Daarna zijn er brieven gewisseld over deze motie. In de memorie van toelichting op dit punt zien we dat de motie in feite genegeerd wordt. Ze wordt weggeschreven. In de memorie van toelichting staat: "Op het moment dat een rechtzoekende juridisch advies wil over een weigering van een aanvraag, kan hij proberen een advocaat te vinden die bereid is naar zijn zaak te kijken en bezwaar in te dienen. De advocaat kan met de rechtzoekende afspreken dat, als het bezwaar gegrond wordt verklaard, de betreffende advocaat de zaak verder in behandeling krijgt. De motie-Franken — die ik net noemde — roept op tot het doen van een onderzoek naar een bijzondere voorziening voor rechtsbescherming tegen een besluit in het kader van selectie aan de poort. Omdat wordt aangesloten op de gebruikelijke Awb-procedure, waarmee reeds is voorzien in een effectieve rechtsbescherming tegen besluiten op aanvragen tot verlening van rechtsbijstand, zijn geen bijzondere rechtsmiddelen nodig."

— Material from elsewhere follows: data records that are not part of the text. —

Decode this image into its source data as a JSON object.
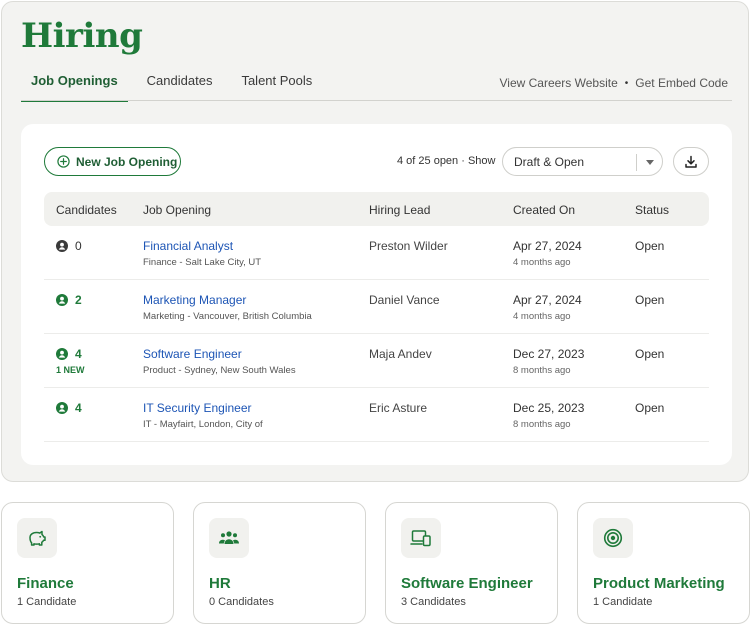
{
  "header": {
    "title": "Hiring"
  },
  "tabs": [
    {
      "label": "Job Openings",
      "active": true
    },
    {
      "label": "Candidates",
      "active": false
    },
    {
      "label": "Talent Pools",
      "active": false
    }
  ],
  "top_links": {
    "careers": "View Careers Website",
    "separator": "•",
    "embed": "Get Embed Code"
  },
  "toolbar": {
    "new_button": "New Job Opening",
    "open_count": "4 of 25 open · Show",
    "filter_value": "Draft & Open",
    "download_icon": "download-icon"
  },
  "table": {
    "columns": [
      "Candidates",
      "Job Opening",
      "Hiring Lead",
      "Created On",
      "Status"
    ],
    "rows": [
      {
        "candidates": "0",
        "new": "",
        "title": "Financial Analyst",
        "location": "Finance - Salt Lake City, UT",
        "lead": "Preston Wilder",
        "created": "Apr 27, 2024",
        "ago": "4 months ago",
        "status": "Open"
      },
      {
        "candidates": "2",
        "new": "",
        "title": "Marketing Manager",
        "location": "Marketing - Vancouver, British Columbia",
        "lead": "Daniel Vance",
        "created": "Apr 27, 2024",
        "ago": "4 months ago",
        "status": "Open"
      },
      {
        "candidates": "4",
        "new": "1 NEW",
        "title": "Software Engineer",
        "location": "Product - Sydney, New South Wales",
        "lead": "Maja Andev",
        "created": "Dec 27, 2023",
        "ago": "8 months ago",
        "status": "Open"
      },
      {
        "candidates": "4",
        "new": "",
        "title": "IT Security Engineer",
        "location": "IT - Mayfairt, London, City of",
        "lead": "Eric Asture",
        "created": "Dec 25, 2023",
        "ago": "8 months ago",
        "status": "Open"
      }
    ]
  },
  "pools": [
    {
      "name": "Finance",
      "count": "1 Candidate",
      "icon": "piggy-bank-icon"
    },
    {
      "name": "HR",
      "count": "0 Candidates",
      "icon": "people-icon"
    },
    {
      "name": "Software Engineer",
      "count": "3 Candidates",
      "icon": "devices-icon"
    },
    {
      "name": "Product Marketing",
      "count": "1 Candidate",
      "icon": "target-icon"
    }
  ],
  "colors": {
    "brand_green": "#1f7a3a",
    "link_blue": "#1d55b5",
    "panel_bg": "#f3f3f1"
  }
}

Met andere woorden: de regering vindt dat dit kan. Je mag iemand gewoon afwijzen. Hij krijgt dan geen mogelijkheid om daartegen in beroep te komen. Dit betekent in feite dat een rechtzoekende die wordt afgewezen door het Juridisch Loket de Awb-procedure zelf moet aangaan, zonder juridische bijstand. Laten we wel wezen: dat zal het overgrote deel van de mensen gewoon niet kunnen. Dat is te lastig. Dat is veel te ingewikkeld. Dit betekent dat je de toegang tot het recht voor deze burgers in feite illusoir maakt. Daarmee is niet alleen de motie-Franken opzij gezet. We hebben daarmee ook een gat geslagen in de fundamentele rechtsbescherming. Dat mag in deze rechtsstaat volgens mij niet gebeuren. Het gebeurt niet omdat de regering slechte bedoelingen met deze mensen heeft, maar omdat men zegt dat we er het geld niet voor hebben. Ik vind dat een heel trieste zaak. Hier wordt een grens overschreden.

Een ander punt dat ik nog wilde aankaarten is de lijst met bezuinigingen die collega Franken noemde. Die hebben wij ook gezien. Dat zijn er inderdaad behoorlijk wat. Er worden ernstige zaken in genoemd. Zo noemde ik net het noodzakelijkheidscriterium en de poortwachtersfunctie, die veel zwaarder wordt. Dat zijn allemaal barrières die naar mijn idee de toegang tot het recht zoals het Europese Verdrag dat ons leert, overschrijden. Dit is in strijd met het EVRM. Ik vind dat dit in een goede rechtsstaat niet kan.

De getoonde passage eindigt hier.